Father Hurley, who said he's usually called "Chap" - short
for "Chaplain," especially to non-Catholic Army personnel -
is not only a graduate of St. John's Seminary in Boston, but
also of the U.S. Military Academy at West Point, New York.
"After doing some time in a parish up in Boston, it was kind
of mutual thing that I eventually came back to the military
as a chaplain," said Father Hurley, who was ordained to the
priesthood in 2005.
Father Hurley currently serves as the command chaplain for
the 18th Airborne Corps at Fort Bragg, North Carolina, and
talked to CNS from Fort Bragg. During the interview, another
cellphone of his rang. "That's my life right now - phone
calls, emails, trying to get myself moved along," he said.
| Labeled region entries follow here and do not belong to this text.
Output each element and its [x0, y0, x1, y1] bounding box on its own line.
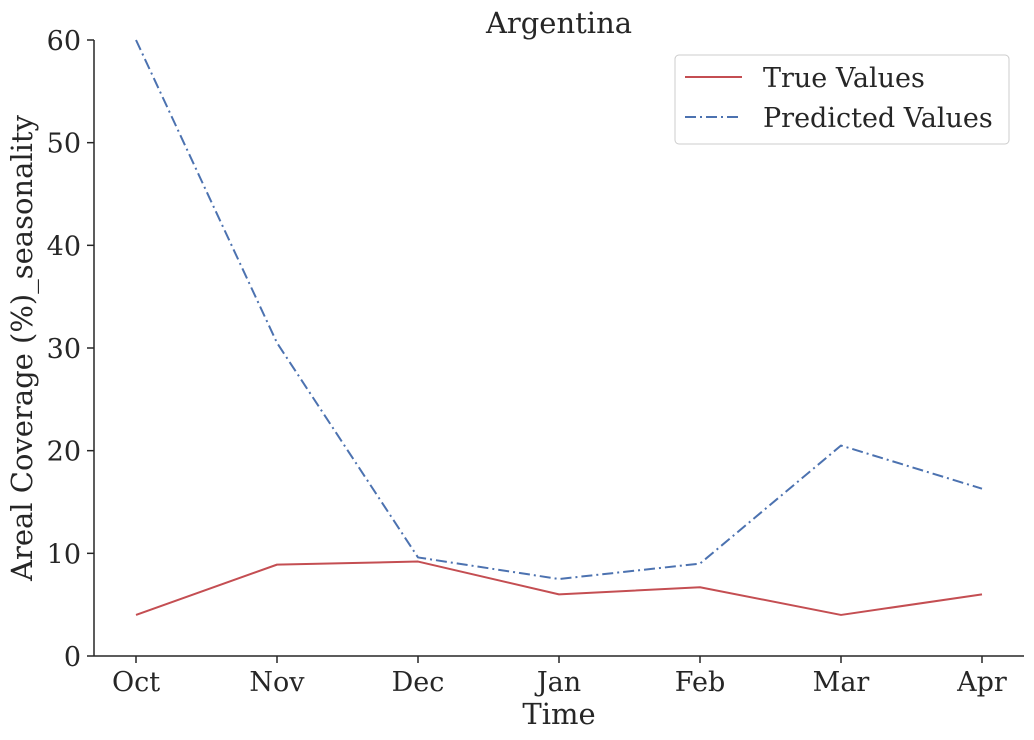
y-tick-label: 10: [47, 539, 81, 570]
legend-label-predicted-values: Predicted Values: [763, 103, 993, 134]
x-axis-ticks: Oct Nov Dec Jan Feb Mar Apr: [112, 656, 1007, 698]
plot-lines: [135, 39, 983, 616]
y-axis-ticks: 0 10 20 30 40 50 60: [47, 26, 94, 673]
y-tick-label: 30: [47, 334, 81, 365]
x-tick-label: Dec: [392, 667, 445, 698]
legend-box: [674, 54, 1010, 145]
legend-label-true-values: True Values: [763, 63, 925, 94]
legend: True Values Predicted Values: [674, 54, 1010, 145]
y-tick-label: 60: [47, 26, 81, 57]
x-tick-label: Feb: [675, 667, 726, 698]
series-line-predicted-values: [135, 39, 983, 580]
chart-title: Argentina: [485, 6, 632, 40]
series-line-true-values: [135, 560, 983, 616]
x-tick-label: Mar: [813, 667, 870, 698]
x-tick-label: Nov: [249, 667, 305, 698]
x-tick-label: Jan: [534, 667, 581, 698]
y-axis-label: Areal Coverage (%)_seasonality: [5, 114, 40, 582]
y-tick-label: 50: [47, 129, 81, 160]
y-tick-label: 40: [47, 231, 81, 262]
y-tick-label: 0: [64, 642, 81, 673]
x-axis-label: Time: [522, 697, 595, 731]
x-tick-label: Apr: [956, 667, 1007, 698]
x-tick-label: Oct: [112, 667, 160, 698]
y-tick-label: 20: [47, 437, 81, 468]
The nomination process for his upcoming position is quite
extensive, Father Hurley said. "There's a board that makes
selection and then that selection is vetted through a whole
series of channels, and then eventually there was a point in
time where I was aware of what was going on," Father Hurley
said. "But it's still not a done deal until the nomination is
completed and then it's sent over to the Senate for
confirmation. ... I didn't know too much previous to that
nomination coming up."
Father Hurley's previous chaplain assignments include
deployments to Iraq and Afghanistan - the latter where
Archbishop Timothy P. Broglio, head of the U.S. Archdiocese
for the Military Services, met him last year during Holy Week
- as well as numerous stateside assignments as an Army
"He is both a fine priest and an excellent leader,"
Archbishop Broglio said in a March 28 statement.
Both Father Hurley and Msgr. Rutherford serve with
endorsement and faculties from the military archdiocese.
Father Hurley said he's eager to get to Washington so he can
get the lay of the land. "To be honest, I really need to get
up to the headquarters and find out more about what's going
on overall in order to do some sort of assessment in that
sense," he added. "Chaplains, no matter what time, or what
period, or what rank - or garrison or deployed - we're here
to take care of soldiers and families."